Ce cadre vise à éviter une sorte de greenwashing de la part de certains acteurs qui prendraient des engagements dérisoires au regard des externalités négatives générées.

Les entreprises qui ne respectent pas ces critères sont évidemment encouragées à faire évoluer leurs pratiques en veillant à ne pas faire la publicité de substituts du lait maternel ou d’aliments complémentaires, en mettant en place des politiques strictes visant l’amélioration des portefeuilles de vente sur tous les marchés, et en veillant à ce que les produits ultra transformés ou trop riches représentent moins de 40 % des ventes ou portefeuille de produits d’ici la prochaine édition du N4G.

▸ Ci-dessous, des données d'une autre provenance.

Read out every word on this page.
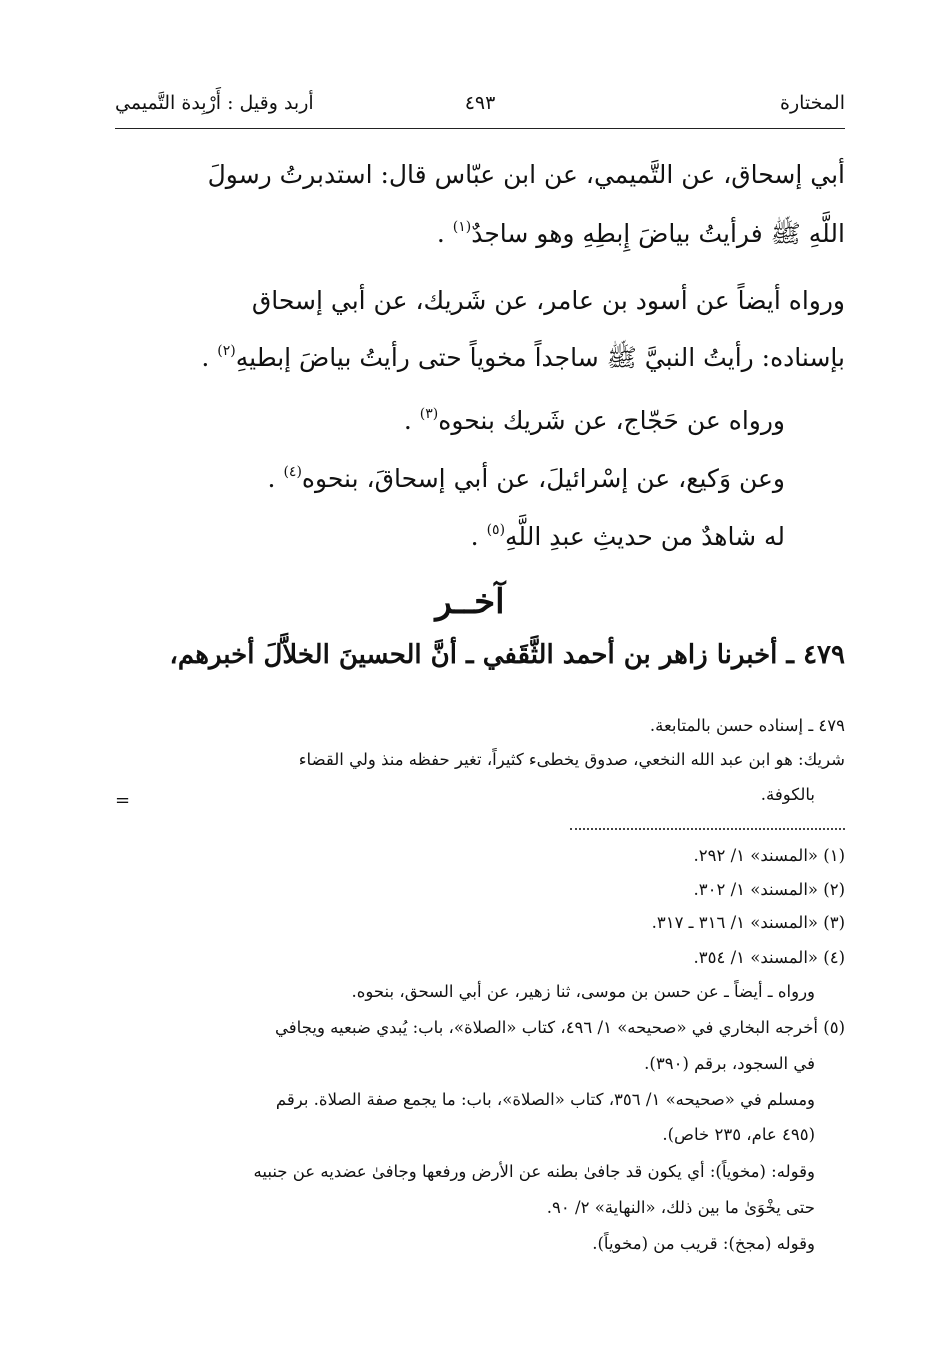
المختارة
٤٩٣
أربد وقيل : أَرْبِدة التَّميمي
أبي إسحاق، عن التَّميمي، عن ابن عبّاس قال: استدبرتُ رسولَ
اللَّهِ ﷺ فرأيتُ بياضَ إِبطِهِ وهو ساجدٌ$^{(١)}$ .
ورواه أيضاً عن أسود بن عامر، عن شَريك، عن أبي إسحاق
بإسناده: رأيتُ النبيَّ ﷺ ساجداً مخوياً حتى رأيتُ بياضَ إبطيهِ$^{(٢)}$ .
ورواه عن حَجّاج، عن شَريك بنحوه$^{(٣)}$ .
وعن وَكيع، عن إسْرائيلَ، عن أبي إسحاقَ، بنحوه$^{(٤)}$ .
له شاهدٌ من حديثِ عبدِ اللَّهِ$^{(٥)}$ .
آخــر
٤٧٩ ـ أخبرنا زاهر بن أحمد الثَّقَفي ـ أنَّ الحسينَ الخلاَّلَ أخبرهم،
٤٧٩ ـ إسناده حسن بالمتابعة.
شريك: هو ابن عبد الله النخعي، صدوق يخطىء كثيراً، تغير حفظه منذ ولي القضاء
بالكوفة.
=
(١) «المسند» ١/ ٢٩٢.
(٢) «المسند» ١/ ٣٠٢.
(٣) «المسند» ١/ ٣١٦ ـ ٣١٧.
(٤) «المسند» ١/ ٣٥٤.
ورواه ـ أيضاً ـ عن حسن بن موسى، ثنا زهير، عن أبي السحق، بنحوه.
(٥) أخرجه البخاري في «صحيحه» ١/ ٤٩٦، كتاب «الصلاة»، باب: يُبدي ضبعيه ويجافي
في السجود، برقم (٣٩٠).
ومسلم في «صحيحه» ١/ ٣٥٦، كتاب «الصلاة»، باب: ما يجمع صفة الصلاة. برقم
(٤٩٥ عام، ٢٣٥ خاص).
وقوله: (مخوياً): أي يكون قد جافىٰ بطنه عن الأرض ورفعها وجافىٰ عضديه عن جنبيه
حتى يخْوَىٰ ما بين ذلك، «النهاية» ٢/ ٩٠.
وقوله (مجخ): قريب من (مخوياً).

Pour qu’un plus grand nombre d’entreprises se conforment, plusieurs leviers existent :

  • Au niveau des consommateurs qui peuvent être plus sélectifs sur les aliments qu’ils achètent et consomment, dès lors qu’ils en ont la capacité. Cela va de pair avec une éducation nutritionnelle plus poussée.
  • Au niveau des États, avec des politiques incitatives (priorités et facilités accordées aux entreprises à impact) et restrictives (taxes sur les sodas, les publicités alimentaires adressées aux jeunes de moins de 18 ans, etc…), tout en veillant à une cohérence des politiques dans leur ensemble. En France par exemple, au regard de l’envolée des maladies non transmissibles, la subvention de la culture de betteraves sucrières est-elle cohérente avec la recommandation de manger moins de sucre ?
  • Enfin, les entreprises, tout comme les États, doivent intégrer que la nutrition est un domaine particulièrement rentable. La Banque Mondiale estime que pour 1 $ investi, le retour est de 23 $. Toutes les entreprises impliquées dans les systèmes alimentaires, et un tant soit peu soucieuses de leur rôle et de leur responsabilité, peuvent prendre la décision de réorienter leurs forces vers un monde plus sain et plus résilient.


NB : Les opinions exprimées dans cette interview ne reflètent pas nécessairement les positions de Focus 2030.